Lebanon banking chief summoned in European probe: judicial source

A Lebanese judge has asked central bank chief Riad Salameh to appear before visiting European investigators, a judicial official said Monday, part of a multinational probe into his personal wealth.

Salameh "has been summoned to appear at 10:00 am (0800 GMT) on Wednesday" before investigators from France, Luxembourg and Belgium, the Lebanese judicial official told AFP on condition of anonymity as they were not authorised to speak to the media.

The embattled central bank chief faces embezzlement accusations in sperate investigations in Lebanon and abroad, looking into the fortune he has amassed in a country mired in financial crisis.

He denies all accusations against him and has rarely appeared before the judiciary, despite numerous complaints and summonses.

Salameh had been summoned for questioning on Wednesday in the domestic case, but that session has been postponed to make way for the European investigators, according to the judicial official.

If he shows up, it would be the first time Salameh, 72, appears before European investigators probing suspected financial misconduct, including possible money laundering and embezzlement.

For procedural reasons, Lebanese judge Charbel Abu Samra would question Salameh in the presence of the European investigators, the official said.

France, Germany and Luxembourg in March last year seized assets worth 120 million euros ($130 million) in a move linked to a French probe into Salameh's personal wealth.

Lebanese authorities last month charged the three-decade central bank chief, who remains in his post, with embezzlement, money laundering and tax evasion.

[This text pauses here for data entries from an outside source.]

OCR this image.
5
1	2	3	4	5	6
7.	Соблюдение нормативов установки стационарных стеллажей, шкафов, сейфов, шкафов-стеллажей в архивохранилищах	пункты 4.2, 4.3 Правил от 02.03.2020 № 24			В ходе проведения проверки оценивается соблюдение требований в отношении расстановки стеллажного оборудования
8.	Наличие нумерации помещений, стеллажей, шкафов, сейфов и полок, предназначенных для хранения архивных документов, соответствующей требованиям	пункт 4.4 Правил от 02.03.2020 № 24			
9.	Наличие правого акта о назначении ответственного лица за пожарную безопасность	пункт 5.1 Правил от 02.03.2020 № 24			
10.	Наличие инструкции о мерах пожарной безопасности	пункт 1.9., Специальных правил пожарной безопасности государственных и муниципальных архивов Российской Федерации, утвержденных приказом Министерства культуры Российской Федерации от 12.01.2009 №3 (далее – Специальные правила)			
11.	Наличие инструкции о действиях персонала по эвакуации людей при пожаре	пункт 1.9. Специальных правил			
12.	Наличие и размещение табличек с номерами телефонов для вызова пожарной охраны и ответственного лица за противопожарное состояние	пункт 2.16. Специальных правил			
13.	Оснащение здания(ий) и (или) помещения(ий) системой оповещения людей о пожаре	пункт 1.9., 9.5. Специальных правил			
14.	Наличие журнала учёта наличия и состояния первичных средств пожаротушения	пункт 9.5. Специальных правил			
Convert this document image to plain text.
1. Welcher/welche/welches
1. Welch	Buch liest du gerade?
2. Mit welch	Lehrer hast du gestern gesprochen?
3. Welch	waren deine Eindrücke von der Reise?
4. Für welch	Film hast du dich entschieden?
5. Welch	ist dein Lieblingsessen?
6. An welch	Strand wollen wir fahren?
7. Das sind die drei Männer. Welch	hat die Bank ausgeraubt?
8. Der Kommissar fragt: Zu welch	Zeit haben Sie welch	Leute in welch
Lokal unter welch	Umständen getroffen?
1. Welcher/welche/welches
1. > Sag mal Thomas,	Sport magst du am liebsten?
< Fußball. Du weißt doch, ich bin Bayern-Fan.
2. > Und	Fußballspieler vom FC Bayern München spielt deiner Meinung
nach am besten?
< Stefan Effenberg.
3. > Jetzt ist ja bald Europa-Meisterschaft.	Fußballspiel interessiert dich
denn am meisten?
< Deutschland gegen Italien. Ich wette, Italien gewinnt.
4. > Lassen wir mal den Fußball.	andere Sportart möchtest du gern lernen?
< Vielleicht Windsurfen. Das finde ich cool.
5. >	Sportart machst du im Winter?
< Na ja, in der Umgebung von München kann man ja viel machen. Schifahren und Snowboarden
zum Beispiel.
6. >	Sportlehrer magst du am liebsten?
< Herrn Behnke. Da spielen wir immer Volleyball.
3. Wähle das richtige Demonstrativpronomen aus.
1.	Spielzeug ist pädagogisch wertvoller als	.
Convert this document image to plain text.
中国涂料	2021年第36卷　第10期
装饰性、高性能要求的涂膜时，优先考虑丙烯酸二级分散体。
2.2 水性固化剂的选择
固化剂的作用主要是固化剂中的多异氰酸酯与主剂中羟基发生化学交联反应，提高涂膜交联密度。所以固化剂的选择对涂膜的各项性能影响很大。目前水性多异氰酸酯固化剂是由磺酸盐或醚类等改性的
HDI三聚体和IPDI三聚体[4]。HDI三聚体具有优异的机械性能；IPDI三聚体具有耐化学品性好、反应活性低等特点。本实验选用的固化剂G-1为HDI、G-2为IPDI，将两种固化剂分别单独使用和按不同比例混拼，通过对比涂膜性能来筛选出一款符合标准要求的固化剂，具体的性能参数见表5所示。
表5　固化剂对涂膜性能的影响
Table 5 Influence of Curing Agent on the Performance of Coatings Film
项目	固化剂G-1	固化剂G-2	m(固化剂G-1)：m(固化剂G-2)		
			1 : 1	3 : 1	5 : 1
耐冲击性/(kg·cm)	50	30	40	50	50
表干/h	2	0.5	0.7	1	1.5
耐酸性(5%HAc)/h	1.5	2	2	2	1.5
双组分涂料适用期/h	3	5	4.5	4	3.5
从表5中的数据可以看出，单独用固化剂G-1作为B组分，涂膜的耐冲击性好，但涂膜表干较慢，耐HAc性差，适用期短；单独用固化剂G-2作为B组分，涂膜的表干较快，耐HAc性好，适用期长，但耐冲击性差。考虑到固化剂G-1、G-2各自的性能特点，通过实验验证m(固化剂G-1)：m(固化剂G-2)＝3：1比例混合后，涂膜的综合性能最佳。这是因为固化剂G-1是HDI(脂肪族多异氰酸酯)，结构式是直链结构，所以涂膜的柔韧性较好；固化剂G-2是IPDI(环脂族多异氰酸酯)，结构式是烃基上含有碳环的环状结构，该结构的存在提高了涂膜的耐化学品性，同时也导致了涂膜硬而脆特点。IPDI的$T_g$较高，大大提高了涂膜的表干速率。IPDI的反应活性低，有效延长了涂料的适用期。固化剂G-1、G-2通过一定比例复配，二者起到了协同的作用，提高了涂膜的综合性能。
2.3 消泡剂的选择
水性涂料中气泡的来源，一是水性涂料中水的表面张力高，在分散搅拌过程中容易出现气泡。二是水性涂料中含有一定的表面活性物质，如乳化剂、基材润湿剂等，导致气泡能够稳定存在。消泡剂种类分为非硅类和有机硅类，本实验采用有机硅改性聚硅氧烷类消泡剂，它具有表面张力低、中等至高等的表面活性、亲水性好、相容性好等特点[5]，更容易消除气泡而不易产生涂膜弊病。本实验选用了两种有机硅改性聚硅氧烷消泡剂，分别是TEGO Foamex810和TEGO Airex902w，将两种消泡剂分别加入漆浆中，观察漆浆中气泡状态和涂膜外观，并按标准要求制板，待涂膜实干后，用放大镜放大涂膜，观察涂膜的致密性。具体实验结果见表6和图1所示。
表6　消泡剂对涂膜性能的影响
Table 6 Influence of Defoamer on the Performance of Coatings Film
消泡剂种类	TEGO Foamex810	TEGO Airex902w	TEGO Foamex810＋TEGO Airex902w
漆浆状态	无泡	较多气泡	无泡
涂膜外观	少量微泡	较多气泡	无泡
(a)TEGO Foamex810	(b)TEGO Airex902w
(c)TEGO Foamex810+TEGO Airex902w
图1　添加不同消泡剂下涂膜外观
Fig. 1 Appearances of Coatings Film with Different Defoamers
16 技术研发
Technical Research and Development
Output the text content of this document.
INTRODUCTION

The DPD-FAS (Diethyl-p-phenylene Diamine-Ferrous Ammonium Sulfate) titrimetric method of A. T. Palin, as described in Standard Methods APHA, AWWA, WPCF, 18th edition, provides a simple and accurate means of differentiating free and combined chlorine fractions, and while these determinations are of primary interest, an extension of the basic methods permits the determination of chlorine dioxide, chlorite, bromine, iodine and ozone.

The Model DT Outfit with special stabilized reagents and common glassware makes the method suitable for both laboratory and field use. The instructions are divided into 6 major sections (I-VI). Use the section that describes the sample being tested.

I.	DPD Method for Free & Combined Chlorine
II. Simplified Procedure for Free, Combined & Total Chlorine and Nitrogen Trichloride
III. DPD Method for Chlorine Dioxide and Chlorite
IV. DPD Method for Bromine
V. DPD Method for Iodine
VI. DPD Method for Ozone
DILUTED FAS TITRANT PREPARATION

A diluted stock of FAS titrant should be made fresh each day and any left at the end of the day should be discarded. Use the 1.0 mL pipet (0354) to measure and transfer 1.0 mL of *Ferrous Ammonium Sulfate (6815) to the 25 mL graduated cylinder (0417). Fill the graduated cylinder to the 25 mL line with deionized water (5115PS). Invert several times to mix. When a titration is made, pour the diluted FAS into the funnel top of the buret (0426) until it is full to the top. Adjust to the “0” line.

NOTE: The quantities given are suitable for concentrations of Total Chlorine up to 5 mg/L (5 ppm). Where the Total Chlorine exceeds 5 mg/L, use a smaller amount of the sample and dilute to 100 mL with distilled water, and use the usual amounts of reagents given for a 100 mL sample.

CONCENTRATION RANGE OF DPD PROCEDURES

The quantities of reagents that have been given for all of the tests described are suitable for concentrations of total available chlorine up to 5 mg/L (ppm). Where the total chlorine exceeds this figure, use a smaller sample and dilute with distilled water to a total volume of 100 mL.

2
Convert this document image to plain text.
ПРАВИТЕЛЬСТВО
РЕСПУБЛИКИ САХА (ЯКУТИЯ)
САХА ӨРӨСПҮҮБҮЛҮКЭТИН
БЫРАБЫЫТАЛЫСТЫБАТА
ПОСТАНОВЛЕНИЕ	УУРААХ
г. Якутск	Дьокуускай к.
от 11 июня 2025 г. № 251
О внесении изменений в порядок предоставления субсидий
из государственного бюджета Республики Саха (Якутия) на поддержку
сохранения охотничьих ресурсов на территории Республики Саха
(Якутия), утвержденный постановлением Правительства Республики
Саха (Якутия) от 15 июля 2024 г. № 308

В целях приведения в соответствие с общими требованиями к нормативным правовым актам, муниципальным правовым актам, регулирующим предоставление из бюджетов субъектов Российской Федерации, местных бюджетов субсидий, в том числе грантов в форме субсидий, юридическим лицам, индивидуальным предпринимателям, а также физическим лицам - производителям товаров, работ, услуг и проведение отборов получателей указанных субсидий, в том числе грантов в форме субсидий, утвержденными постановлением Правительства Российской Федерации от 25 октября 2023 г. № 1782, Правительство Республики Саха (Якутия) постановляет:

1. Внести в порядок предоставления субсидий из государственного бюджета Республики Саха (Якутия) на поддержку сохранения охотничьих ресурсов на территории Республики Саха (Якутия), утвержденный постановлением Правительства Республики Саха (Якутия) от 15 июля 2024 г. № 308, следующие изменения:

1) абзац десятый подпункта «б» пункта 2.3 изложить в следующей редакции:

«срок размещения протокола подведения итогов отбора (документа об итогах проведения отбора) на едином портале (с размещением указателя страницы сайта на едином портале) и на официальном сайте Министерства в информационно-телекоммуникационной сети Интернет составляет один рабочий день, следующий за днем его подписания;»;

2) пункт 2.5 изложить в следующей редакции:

In January, the European investigators interviewed banking officials in Beirut about the transfer of funds to countries where Salameh has significant assets.

They also examined the central bank's ties to Forry Associates Ltd, a British Virgin Islands-registered company that listed Salameh's brother as its beneficiary.

Forry is suspected of having brokered Lebanese treasury bonds and Eurobonds at a commission, which was then allegedly transferred to his bank accounts abroad.

Swiss media reported last month that 12 banks in the European country had received a large part of the money Salameh is alleged to have embezzled -- estimated at up to $500 million.

Head of the central bank since 1993, Salameh is part of the Lebanese political class widely blamed for a crushing economic crisis in Lebanon that began in late 2019.